Prophecy deployment is simple and flexible. Prophecy is written as a set of microservices that run on Kubernetes and is built to be multi-tenant. There are three primary options:
Prophecy in the cloud connects to your existing Spark and Scheduler/Orchestrator. Prophecy does not store any data, however, it does store metadata about your Pipelines, Datasets and schedules.
Public SaaS (Prophecy managed SaaS) is the default option when you connect from Databricks Partner Connect and is free for one user. This option is heavily used by customers to try Prophecy. Our startup and midsize customers who like the convenience of a managed service prefer this option. You can also use this by directly going to the Prophecy Application.
Private SaaS (Customer VPC)
Customers in segments that deal with very sensitive data primarily use this option. Here, Prophecy runs within the Customer VPC and connects to the identity, Spark clusters and the scheduler within the VPC.
This is the default option when you go through the cloud marketplaces. You can install the software from the Azure Marketplace. The installation is very simple, takes about 20 minutes (with a confirmation popup), and billing starts after 30 days.
On rare occasions, Prophecy will deploy on-premise for large customers who are moving to the cloud. Often the order is that the organizations will move Pipelines from on-premise legacy ETL tools to Spark, then move it to Spark on the cloud. For more information read the on-premise installation documentation or reach out to our team by using request a demo.
Prophecy connects to the following external services:
- Spark - for interactive code execution
- Schedulers - for code orchestration
- Git - for code storage
- Identity Providers - for easier user authentication and authorization
Prophecy connects to Databricks using Rest API. Each Fabric defined in Prophecy refers to a single Databricks workspace and each user is required to provide a personal access token to authenticate to it.
Security-conscious enterprises that use Databricks with limited network access have to additionally add the Prophecy Data Plane IP address (
220.127.116.11) to the Databricks allowed access list.
Primarily Prophecy uses Databricks for the following functionalities:
- Interactive Execution - Prophecy allows its users to spin up new clusters or connect to existing clusters. When a cluster connection exists, Prophecy allows the user to run their code in the interactive mode. Interactive code queries are sent to Databricks using the Databricks Command API 1.2.
- Scheduling - Prophecy allows the user to build and orchestrate Databricks Jobs. This works through the Databricks Jobs API 2.1.

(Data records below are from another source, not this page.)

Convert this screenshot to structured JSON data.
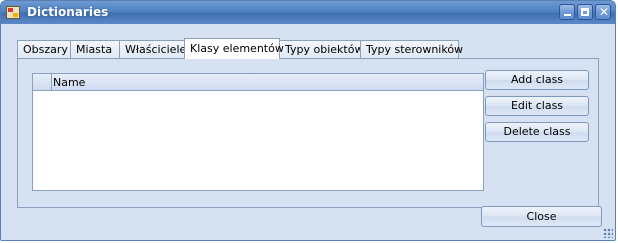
{
  "window": {
    "title": "Dictionaries",
    "icon": "app-icon",
    "controls": [
      "minimize-icon",
      "maximize-icon",
      "close-icon"
    ]
  },
  "tabs": [
    {
      "label": "Obszary",
      "active": false
    },
    {
      "label": "Miasta",
      "active": false
    },
    {
      "label": "Właściciele",
      "active": false
    },
    {
      "label": "Klasy elementów",
      "active": true
    },
    {
      "label": "Typy obiektów",
      "active": false
    },
    {
      "label": "Typy sterowników",
      "active": false
    }
  ],
  "grid": {
    "columns": [
      "Name"
    ],
    "rows": []
  },
  "buttons": {
    "add": "Add class",
    "edit": "Edit class",
    "delete": "Delete class",
    "close": "Close"
  },
  "colors": {
    "titlebar": "#4f80c0",
    "client_bg": "#d6e2f2",
    "border": "#8ba0bc"
  }
}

By default, Prophecy does not store any data samples when executing code using Databricks. Data samples can be optionally stored for observability purposes (execution metrics).
When using Active Directory, Prophecy takes care of auto-generation and refreshing of the Databricks personal access tokens. Read more about it here.
While all code generated by Prophecy is stored in a User’s Git repository, we temporarily store some of the generated code used during Interactive development in an encrypted cache.
Supported Git providers:
- Prophecy Managed - Prophecy automatically sets up the connectivity between itself and the repositories. Prophecy Managed is based on open-source GitTea.
- GitHub (including GitHub Enterprise) - authenticates using per-user personal access tokens. How to generate PAT?
- Bitbucket (including Bitbucket self-hosted) - authenticates using per-user personal access tokens. How to generate PAT?
- GitLab (including GitLab self-hosted) - authenticates using per-user personal access tokens. How to generate PAT?
- Azure DevOps - authenticates using per-user personal access tokens. How to generate PAT?
Security-conscious enterprises that use Git Providers within private networks behind firewalls have to add the Prophecy Control Plane IP address (
18.104.22.168) to the private network allow-list or to the Git provider allow-list.
Coming Soon Users will be able to connect to common Git providers, by leveraging their respective OAuth functionalities. E.g. GitHub OAuth or Azure AD.